Por Claudio Orrego, Intendente de la Región Metropolitana

No cabe duda de que las autopistas urbanas significan un aporte. En el caso de Santiago, si bien no todas las concesionarias han cumplido a buen nivel con los requisitos ambientales y/o compensatorios, las autopistas ya son parte del esqueleto de la red de transporte de la capital.

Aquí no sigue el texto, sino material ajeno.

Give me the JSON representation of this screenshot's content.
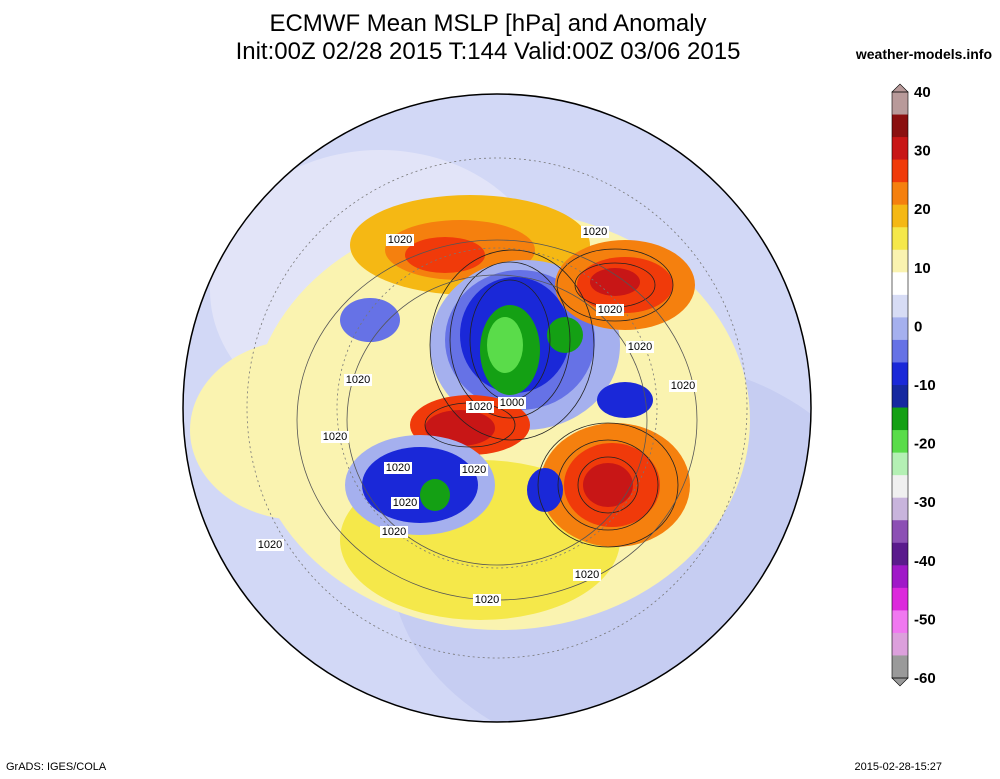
{
  "title_line1": "ECMWF Mean MSLP [hPa] and Anomaly",
  "title_line2": "Init:00Z 02/28 2015 T:144 Valid:00Z 03/06 2015",
  "brand": "weather-models.info",
  "footer_left": "GrADS: IGES/COLA",
  "footer_right": "2015-02-28-15:27",
  "colorbar": {
    "ticks": [
      "40",
      "30",
      "20",
      "10",
      "0",
      "-10",
      "-20",
      "-30",
      "-40",
      "-50",
      "-60"
    ],
    "colors": [
      "#b89a9a",
      "#8a1010",
      "#c81616",
      "#f03a0a",
      "#f5800e",
      "#f5b814",
      "#f5e84a",
      "#faf3b0",
      "#ffffff",
      "#d7dcf5",
      "#a5b0ee",
      "#6672e6",
      "#1a28d8",
      "#1628a0",
      "#14a014",
      "#5adc4a",
      "#b4f0b4",
      "#f0f0f0",
      "#c8b4dc",
      "#8c50b4",
      "#5a1a8c",
      "#a018c8",
      "#dc28dc",
      "#f078f0",
      "#dca0dc",
      "#9a9a9a"
    ]
  },
  "isobar_labels": [
    "1020",
    "1020",
    "1020",
    "1020",
    "1000",
    "1020",
    "1020",
    "1020",
    "1020",
    "1020",
    "1020",
    "1020",
    "1020",
    "1020",
    "1020",
    "1020"
  ],
  "colors": {
    "background": "#ffffff",
    "neutral_pale_blue": "#d7dcf5"
  }
}
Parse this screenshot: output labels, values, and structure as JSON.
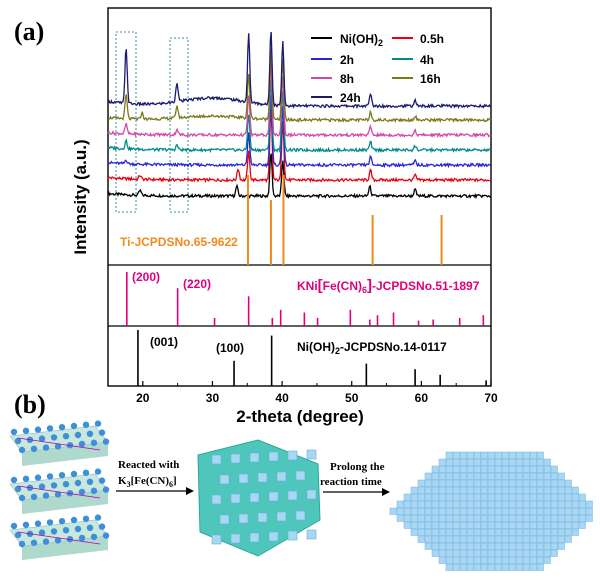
{
  "panel_a": {
    "label": "(a)",
    "chart_data": {
      "type": "line",
      "xlabel": "2-theta (degree)",
      "ylabel": "Intensity (a.u.)",
      "xlim": [
        15,
        70
      ],
      "x_ticks": [
        "20",
        "30",
        "40",
        "50",
        "60",
        "70"
      ],
      "legend": {
        "placement": "top-right",
        "columns": 2
      },
      "series": [
        {
          "name": "Ni(OH)2",
          "color": "#000000",
          "peaks": [
            [
              19.6,
              0.06
            ],
            [
              33.5,
              0.12
            ],
            [
              38.4,
              0.55
            ],
            [
              40.1,
              0.45
            ],
            [
              52.6,
              0.12
            ],
            [
              59.1,
              0.08
            ]
          ]
        },
        {
          "name": "0.5h",
          "color": "#e8000b",
          "peaks": [
            [
              19.6,
              0.05
            ],
            [
              33.7,
              0.14
            ],
            [
              35.2,
              0.35
            ],
            [
              38.4,
              0.9
            ],
            [
              40.1,
              0.75
            ],
            [
              52.7,
              0.12
            ],
            [
              59.1,
              0.06
            ]
          ]
        },
        {
          "name": "2h",
          "color": "#2828d0",
          "peaks": [
            [
              17.6,
              0.05
            ],
            [
              35.2,
              0.4
            ],
            [
              38.4,
              0.9
            ],
            [
              40.1,
              0.75
            ],
            [
              52.7,
              0.1
            ],
            [
              59.1,
              0.05
            ]
          ]
        },
        {
          "name": "4h",
          "color": "#008b8b",
          "peaks": [
            [
              17.6,
              0.1
            ],
            [
              24.9,
              0.06
            ],
            [
              35.2,
              0.45
            ],
            [
              38.4,
              0.9
            ],
            [
              40.1,
              0.75
            ],
            [
              52.7,
              0.1
            ],
            [
              59.1,
              0.05
            ]
          ]
        },
        {
          "name": "8h",
          "color": "#d04aa8",
          "peaks": [
            [
              17.6,
              0.12
            ],
            [
              24.9,
              0.07
            ],
            [
              35.2,
              0.5
            ],
            [
              38.4,
              0.9
            ],
            [
              40.1,
              0.75
            ],
            [
              52.7,
              0.1
            ],
            [
              59.1,
              0.05
            ]
          ]
        },
        {
          "name": "16h",
          "color": "#7a7a1a",
          "peaks": [
            [
              17.6,
              0.3
            ],
            [
              19.9,
              0.08
            ],
            [
              24.9,
              0.15
            ],
            [
              35.2,
              0.55
            ],
            [
              38.4,
              0.9
            ],
            [
              40.1,
              0.75
            ],
            [
              52.7,
              0.1
            ],
            [
              59.1,
              0.05
            ]
          ]
        },
        {
          "name": "24h",
          "color": "#1a1a70",
          "peaks": [
            [
              17.6,
              0.7
            ],
            [
              24.9,
              0.25
            ],
            [
              35.2,
              0.85
            ],
            [
              38.4,
              0.95
            ],
            [
              40.1,
              0.8
            ],
            [
              52.7,
              0.15
            ],
            [
              59.1,
              0.07
            ]
          ]
        }
      ],
      "references": [
        {
          "name": "Ti-JCPDSNo.65-9622",
          "color": "#f08a1c",
          "lines": [
            [
              35.1,
              0.9
            ],
            [
              38.4,
              0.65
            ],
            [
              40.2,
              0.9
            ],
            [
              53.0,
              0.5
            ],
            [
              62.9,
              0.5
            ]
          ]
        },
        {
          "name": "KNi[Fe(CN)6]-JCPDSNo.51-1897",
          "color": "#e0007a",
          "annotations": [
            "(200)",
            "(220)"
          ],
          "lines": [
            [
              17.7,
              1.0
            ],
            [
              25.0,
              0.7
            ],
            [
              30.3,
              0.15
            ],
            [
              35.2,
              0.55
            ],
            [
              38.6,
              0.15
            ],
            [
              39.8,
              0.3
            ],
            [
              43.2,
              0.25
            ],
            [
              45.1,
              0.15
            ],
            [
              49.8,
              0.3
            ],
            [
              52.6,
              0.12
            ],
            [
              53.7,
              0.2
            ],
            [
              56.0,
              0.25
            ],
            [
              59.6,
              0.1
            ],
            [
              61.7,
              0.12
            ],
            [
              65.5,
              0.15
            ],
            [
              68.9,
              0.2
            ]
          ]
        },
        {
          "name": "Ni(OH)2-JCPDSNo.14-0117",
          "color": "#000000",
          "annotations": [
            "(001)",
            "(100)"
          ],
          "lines": [
            [
              19.3,
              1.0
            ],
            [
              33.1,
              0.45
            ],
            [
              38.5,
              0.9
            ],
            [
              52.1,
              0.4
            ],
            [
              59.1,
              0.3
            ],
            [
              62.7,
              0.2
            ],
            [
              69.3,
              0.1
            ]
          ]
        }
      ]
    }
  },
  "panel_b": {
    "label": "(b)",
    "step1": {
      "line1": "Reacted with",
      "line2_prefix": "K",
      "sub_3": "3",
      "line2_mid": "[Fe(CN)",
      "sub_6": "6",
      "line2_suffix": "]"
    },
    "step2": {
      "line1": "Prolong the",
      "line2": "reaction time"
    }
  },
  "legend_labels": {
    "ni_oh_2_prefix": "Ni(OH)",
    "ni_oh_2_sub": "2"
  },
  "ref_labels": {
    "ti": "Ti-JCPDSNo.65-9622",
    "kni_prefix": "KNi",
    "kni_bracket_open": "[",
    "kni_mid": "Fe(CN)",
    "kni_sub": "6",
    "kni_bracket_close": "]",
    "kni_suffix": "-JCPDSNo.51-1897",
    "ni_prefix": "Ni(OH)",
    "ni_sub": "2",
    "ni_suffix": "-JCPDSNo.14-0117",
    "hkl_200": "(200)",
    "hkl_220": "(220)",
    "hkl_001": "(001)",
    "hkl_100": "(100)"
  }
}
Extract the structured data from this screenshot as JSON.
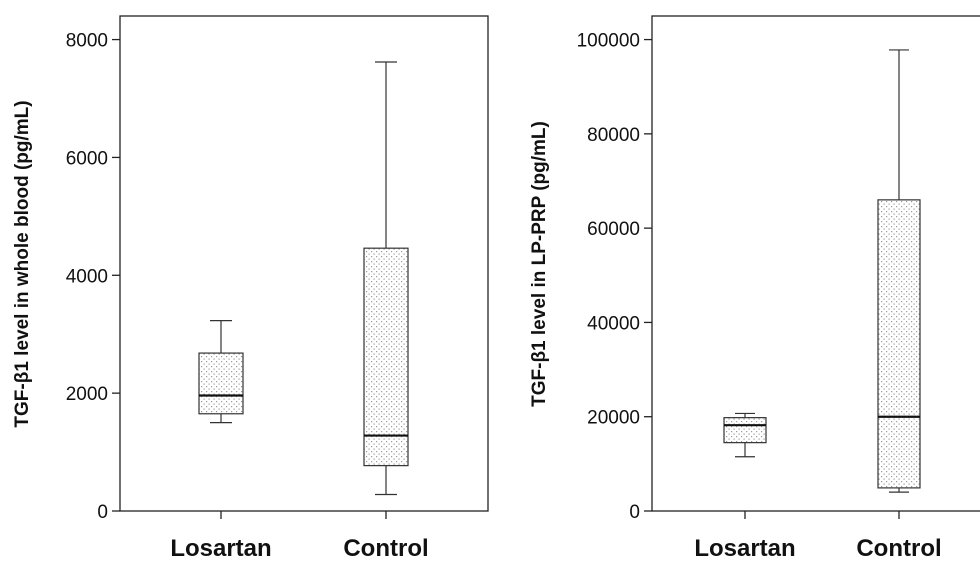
{
  "chart_data": [
    {
      "type": "box",
      "title": "",
      "xlabel": "",
      "ylabel": "TGF-β1 level in whole blood (pg/mL)",
      "ylim": [
        0,
        8400
      ],
      "yticks": [
        0,
        2000,
        4000,
        6000,
        8000
      ],
      "ytick_labels": [
        "0",
        "2000",
        "4000",
        "6000",
        "8000"
      ],
      "grid": false,
      "legend": "none",
      "categories": [
        "Losartan",
        "Control"
      ],
      "boxes": [
        {
          "category": "Losartan",
          "min": 1500,
          "q1": 1650,
          "median": 1960,
          "q3": 2680,
          "max": 3230
        },
        {
          "category": "Control",
          "min": 280,
          "q1": 770,
          "median": 1280,
          "q3": 4460,
          "max": 7620
        }
      ]
    },
    {
      "type": "box",
      "title": "",
      "xlabel": "",
      "ylabel": "TGF-β1 level in LP-PRP (pg/mL)",
      "ylim": [
        0,
        105000
      ],
      "yticks": [
        0,
        20000,
        40000,
        60000,
        80000,
        100000
      ],
      "ytick_labels": [
        "0",
        "20000",
        "40000",
        "60000",
        "80000",
        "100000"
      ],
      "grid": false,
      "legend": "none",
      "categories": [
        "Losartan",
        "Control"
      ],
      "boxes": [
        {
          "category": "Losartan",
          "min": 11500,
          "q1": 14500,
          "median": 18200,
          "q3": 19800,
          "max": 20700
        },
        {
          "category": "Control",
          "min": 4000,
          "q1": 4900,
          "median": 20000,
          "q3": 66000,
          "max": 97800
        }
      ]
    }
  ]
}
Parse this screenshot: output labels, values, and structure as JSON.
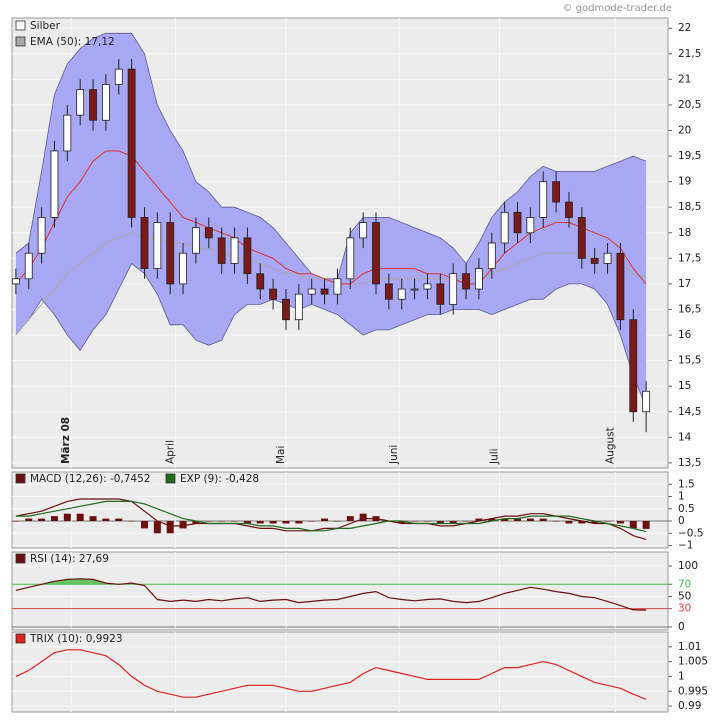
{
  "chart_data": [
    {
      "type": "candlestick",
      "watermark": "© godmode-trader.de",
      "grid": true,
      "xlim": [
        -0.3,
        50.7
      ],
      "xticks": [
        {
          "value": 4.3,
          "label": "März 08"
        },
        {
          "value": 12.4,
          "label": "April"
        },
        {
          "value": 21,
          "label": "Mai"
        },
        {
          "value": 29.8,
          "label": "Juni"
        },
        {
          "value": 37.6,
          "label": "Juli"
        },
        {
          "value": 46.6,
          "label": "August"
        }
      ],
      "ylim": [
        13.4,
        22.2
      ],
      "yticks": [
        22,
        {
          "value": 21.5,
          "label": "21,5"
        },
        21,
        {
          "value": 20.5,
          "label": "20,5"
        },
        20,
        {
          "value": 19.5,
          "label": "19,5"
        },
        19,
        {
          "value": 18.5,
          "label": "18,5"
        },
        18,
        {
          "value": 17.5,
          "label": "17,5"
        },
        17,
        {
          "value": 16.5,
          "label": "16,5"
        },
        16,
        {
          "value": 15.5,
          "label": "15,5"
        },
        15,
        {
          "value": 14.5,
          "label": "14,5"
        },
        14,
        {
          "value": 13.5,
          "label": "13,5"
        }
      ],
      "bands": {
        "color": "#a8a8f4",
        "line_color": "#5a5a90",
        "upper": [
          17.6,
          17.8,
          19.2,
          20.7,
          21.3,
          21.6,
          21.8,
          21.9,
          21.9,
          21.9,
          21.5,
          20.5,
          20.0,
          19.6,
          19.0,
          18.8,
          18.5,
          18.5,
          18.4,
          18.3,
          18.1,
          17.8,
          17.5,
          17.2,
          17.1,
          17.1,
          18.0,
          18.3,
          18.3,
          18.3,
          18.2,
          18.1,
          18.0,
          17.9,
          17.7,
          17.4,
          17.8,
          18.3,
          18.6,
          18.8,
          19.1,
          19.3,
          19.2,
          19.2,
          19.2,
          19.2,
          19.3,
          19.4,
          19.5,
          19.4
        ],
        "lower": [
          16.0,
          16.3,
          16.7,
          16.4,
          16.0,
          15.7,
          16.1,
          16.4,
          16.9,
          17.4,
          17.2,
          16.8,
          16.2,
          16.2,
          15.9,
          15.8,
          15.9,
          16.4,
          16.6,
          16.6,
          16.7,
          16.6,
          16.5,
          16.6,
          16.5,
          16.4,
          16.2,
          16.0,
          16.1,
          16.1,
          16.2,
          16.3,
          16.4,
          16.4,
          16.5,
          16.5,
          16.5,
          16.4,
          16.5,
          16.6,
          16.7,
          16.7,
          16.9,
          17.0,
          17.0,
          16.9,
          16.6,
          16.0,
          15.2,
          14.6
        ]
      },
      "series": [
        {
          "name": "Silber",
          "color": "#ffffff",
          "down_color": "#7a1a1a",
          "open": [
            17.0,
            17.1,
            17.6,
            18.3,
            19.6,
            20.3,
            20.8,
            20.2,
            20.9,
            21.2,
            18.3,
            17.3,
            18.2,
            17.0,
            17.6,
            18.1,
            17.9,
            17.4,
            17.9,
            17.2,
            16.9,
            16.7,
            16.3,
            16.8,
            16.9,
            16.8,
            17.1,
            17.9,
            18.2,
            17.0,
            16.7,
            16.9,
            16.9,
            17.0,
            16.6,
            17.2,
            16.9,
            17.3,
            17.8,
            18.4,
            18.0,
            18.3,
            19.0,
            18.6,
            18.3,
            17.5,
            17.4,
            17.6,
            16.3,
            14.5
          ],
          "high": [
            17.3,
            17.8,
            18.5,
            19.8,
            20.5,
            21.0,
            21.0,
            21.1,
            21.4,
            21.4,
            18.5,
            18.4,
            18.4,
            17.8,
            18.3,
            18.3,
            18.1,
            18.1,
            18.1,
            17.4,
            17.1,
            16.9,
            17.0,
            17.1,
            17.1,
            17.3,
            18.1,
            18.4,
            18.4,
            17.2,
            17.1,
            17.1,
            17.2,
            17.2,
            17.4,
            17.4,
            17.5,
            18.0,
            18.6,
            18.6,
            18.5,
            19.2,
            19.2,
            18.8,
            18.5,
            17.7,
            17.8,
            17.8,
            16.5,
            15.1
          ],
          "low": [
            16.8,
            16.9,
            17.4,
            18.1,
            19.4,
            20.1,
            20.0,
            20.0,
            20.7,
            18.1,
            17.1,
            17.1,
            16.8,
            16.8,
            17.4,
            17.7,
            17.2,
            17.2,
            17.0,
            16.7,
            16.5,
            16.1,
            16.1,
            16.6,
            16.6,
            16.6,
            16.9,
            17.7,
            16.8,
            16.5,
            16.5,
            16.7,
            16.7,
            16.4,
            16.4,
            16.7,
            16.7,
            17.1,
            17.6,
            17.8,
            17.8,
            18.1,
            18.4,
            18.1,
            17.3,
            17.2,
            17.2,
            16.1,
            14.3,
            14.1
          ],
          "close": [
            17.1,
            17.6,
            18.3,
            19.6,
            20.3,
            20.8,
            20.2,
            20.9,
            21.2,
            18.3,
            17.3,
            18.2,
            17.0,
            17.6,
            18.1,
            17.9,
            17.4,
            17.9,
            17.2,
            16.9,
            16.7,
            16.3,
            16.8,
            16.9,
            16.8,
            17.1,
            17.9,
            18.2,
            17.0,
            16.7,
            16.9,
            16.9,
            17.0,
            16.6,
            17.2,
            16.9,
            17.3,
            17.8,
            18.4,
            18.0,
            18.3,
            19.0,
            18.6,
            18.3,
            17.5,
            17.4,
            17.6,
            16.3,
            14.5,
            14.9
          ]
        },
        {
          "name": "EMA (50): 17,12",
          "color": "#aaaaaa",
          "values": [
            16.0,
            16.3,
            16.6,
            16.9,
            17.2,
            17.4,
            17.6,
            17.8,
            17.9,
            18.0,
            17.9,
            17.9,
            17.8,
            17.8,
            17.7,
            17.7,
            17.6,
            17.5,
            17.5,
            17.4,
            17.3,
            17.2,
            17.2,
            17.1,
            17.1,
            17.0,
            17.0,
            17.0,
            17.1,
            17.1,
            17.1,
            17.1,
            17.1,
            17.1,
            17.1,
            17.1,
            17.1,
            17.2,
            17.3,
            17.4,
            17.5,
            17.6,
            17.6,
            17.6,
            17.6,
            17.5,
            17.5,
            17.4,
            17.2,
            17.12
          ]
        },
        {
          "color": "#dd3333",
          "values": [
            17.0,
            17.3,
            17.7,
            18.2,
            18.7,
            19.0,
            19.4,
            19.6,
            19.6,
            19.5,
            19.2,
            18.9,
            18.6,
            18.3,
            18.2,
            18.1,
            18.0,
            17.9,
            17.7,
            17.6,
            17.5,
            17.3,
            17.2,
            17.2,
            17.1,
            17.0,
            17.0,
            17.2,
            17.3,
            17.3,
            17.3,
            17.3,
            17.2,
            17.2,
            17.1,
            17.0,
            17.0,
            17.3,
            17.6,
            17.8,
            18.0,
            18.1,
            18.2,
            18.2,
            18.1,
            18.0,
            17.9,
            17.7,
            17.3,
            17.0
          ]
        }
      ]
    },
    {
      "type": "line",
      "grid": true,
      "ylim": [
        -1.1,
        2.0
      ],
      "yticks": [
        1.5,
        1,
        0.5,
        0,
        {
          "value": -0.5,
          "label": "−0.5"
        },
        {
          "value": -1,
          "label": "−1"
        }
      ],
      "series": [
        {
          "name": "MACD (12,26): -0,7452",
          "color": "#6b1010",
          "values": [
            0.2,
            0.3,
            0.4,
            0.6,
            0.8,
            0.9,
            0.9,
            0.9,
            0.9,
            0.8,
            0.4,
            0.0,
            -0.2,
            -0.2,
            -0.1,
            -0.1,
            -0.1,
            -0.1,
            -0.2,
            -0.3,
            -0.3,
            -0.4,
            -0.4,
            -0.4,
            -0.3,
            -0.3,
            -0.1,
            0.1,
            0.1,
            0.0,
            -0.1,
            -0.1,
            -0.1,
            -0.2,
            -0.2,
            -0.1,
            0.0,
            0.1,
            0.2,
            0.2,
            0.3,
            0.3,
            0.2,
            0.1,
            0.0,
            -0.1,
            -0.1,
            -0.3,
            -0.6,
            -0.75
          ]
        },
        {
          "name": "EXP (9): -0,428",
          "color": "#1f6b1f",
          "values": [
            0.2,
            0.2,
            0.3,
            0.4,
            0.5,
            0.6,
            0.7,
            0.8,
            0.8,
            0.8,
            0.7,
            0.5,
            0.3,
            0.1,
            0.0,
            -0.1,
            -0.1,
            -0.1,
            -0.1,
            -0.2,
            -0.2,
            -0.3,
            -0.3,
            -0.4,
            -0.4,
            -0.3,
            -0.3,
            -0.2,
            -0.1,
            0.0,
            0.0,
            -0.1,
            -0.1,
            -0.1,
            -0.1,
            -0.1,
            -0.1,
            0.0,
            0.1,
            0.1,
            0.2,
            0.2,
            0.2,
            0.2,
            0.1,
            0.0,
            -0.1,
            -0.2,
            -0.3,
            -0.43
          ]
        },
        {
          "style": "bar",
          "color": "#6b1010",
          "values": [
            0.0,
            0.1,
            0.1,
            0.2,
            0.3,
            0.3,
            0.2,
            0.1,
            0.1,
            0.0,
            -0.3,
            -0.5,
            -0.5,
            -0.3,
            -0.1,
            0.0,
            0.0,
            0.0,
            -0.1,
            -0.1,
            -0.1,
            -0.1,
            -0.1,
            0.0,
            0.1,
            0.0,
            0.2,
            0.3,
            0.2,
            0.0,
            -0.1,
            0.0,
            0.0,
            -0.1,
            -0.1,
            0.0,
            0.1,
            0.1,
            0.1,
            0.1,
            0.1,
            0.1,
            0.0,
            -0.1,
            -0.1,
            -0.1,
            0.0,
            -0.1,
            -0.3,
            -0.32
          ]
        }
      ]
    },
    {
      "type": "line",
      "grid": true,
      "ylim": [
        -5,
        123
      ],
      "yticks": [
        100,
        70,
        50,
        30,
        0
      ],
      "ref_lines": [
        {
          "value": 70,
          "color": "#44bb44",
          "fill": "above"
        },
        {
          "value": 30,
          "color": "#dd4444",
          "fill": "below"
        }
      ],
      "series": [
        {
          "name": "RSI (14): 27,69",
          "color": "#6b1010",
          "values": [
            60,
            65,
            70,
            75,
            78,
            79,
            78,
            72,
            70,
            72,
            68,
            45,
            42,
            44,
            42,
            45,
            43,
            46,
            48,
            42,
            44,
            45,
            40,
            42,
            44,
            45,
            50,
            55,
            58,
            48,
            45,
            43,
            45,
            46,
            42,
            40,
            42,
            48,
            55,
            60,
            65,
            62,
            58,
            55,
            50,
            48,
            42,
            35,
            28,
            27.69
          ]
        }
      ]
    },
    {
      "type": "line",
      "grid": true,
      "ylim": [
        0.988,
        1.015
      ],
      "yticks": [
        1.01,
        1.005,
        1,
        0.995,
        0.99
      ],
      "series": [
        {
          "name": "TRIX (10): 0,9923",
          "color": "#dd2222",
          "values": [
            1.0,
            1.002,
            1.005,
            1.008,
            1.009,
            1.009,
            1.008,
            1.007,
            1.004,
            1.0,
            0.997,
            0.995,
            0.994,
            0.993,
            0.993,
            0.994,
            0.995,
            0.996,
            0.997,
            0.997,
            0.997,
            0.996,
            0.995,
            0.995,
            0.996,
            0.997,
            0.998,
            1.001,
            1.003,
            1.002,
            1.001,
            1.0,
            0.999,
            0.999,
            0.999,
            0.999,
            0.999,
            1.001,
            1.003,
            1.003,
            1.004,
            1.005,
            1.004,
            1.002,
            1.0,
            0.998,
            0.997,
            0.996,
            0.994,
            0.9923
          ]
        }
      ]
    }
  ]
}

Este tipo de inversiones son buenas para la ciudad y el objetivo que cumplen también es loable.

En ese contexto surge el debate por la Autopista Vespucio Oriente, que cruza Peñalolén, Ñuñoa, La Reina, Las Condes y Vitacura para desembocar en Huechuraba y Recoleta.

Si bien está la necesidad de cerrar el anillo de la circunvalación, el interés legítimo de los vecinos es que no ocurra en el sector oriente lo que ya ocurrió en el sector sur: comunas completamente cortadas en dos por una autopista a tajo abierto sin las debidas interconexiones.

Para evitar esto, se ha optado por dividir el trazado en dos partes. La primera, una trinchera cubierta, desde Avenida Grecia hasta Tobalaba con Príncipe de Gales, y luego un túnel minero que irá desde este último punto hasta El Salto, convirtiéndose en el túnel más largo de Santiago. Hasta ahí, poco que alegar.

Lo que no me parece justo ni adecuado, como Intendente de la Región Metropolitana, es que el Estado chileno vaya a invertir prácticamente 400 millones de dólares en AVO para que autos particulares anden más rápido en la carretera, en una ciudad donde los expertos concuerdan que se necesita disminuir el transporte privado en beneficio del público. No olvidemos que en este sector además se encuentran las familias de más altos ingresos de la ciudad, a las cuales también, y en forma adecuada, se les va a entregar un espacio público que en otros lugares simplemente se eliminó.

Para hacerse una idea de lo que implica ese gasto, solamente dos botones: con un cuarto de lo que se va a subsidiar AVO podríamos concretar los 700 kilómetros de ciclovías de alto estándar que le faltan a Santiago; con 400 millones de dólares, podríamos hacer gran parte de los corredores  de transporte público que requiere la ciudad.

Bien que existan autopistas urbanas, bien que estas no destruyan espacios públicos y bien que no dividan comunas. Muy mal que la autopista del sector más rico de Santiago se haga con un subsidio del Estado que tiene usos alternativos de infinita mayor valor para la ciudad.

*Columna publicada en diario La Segunda el 19 de enero de 2015.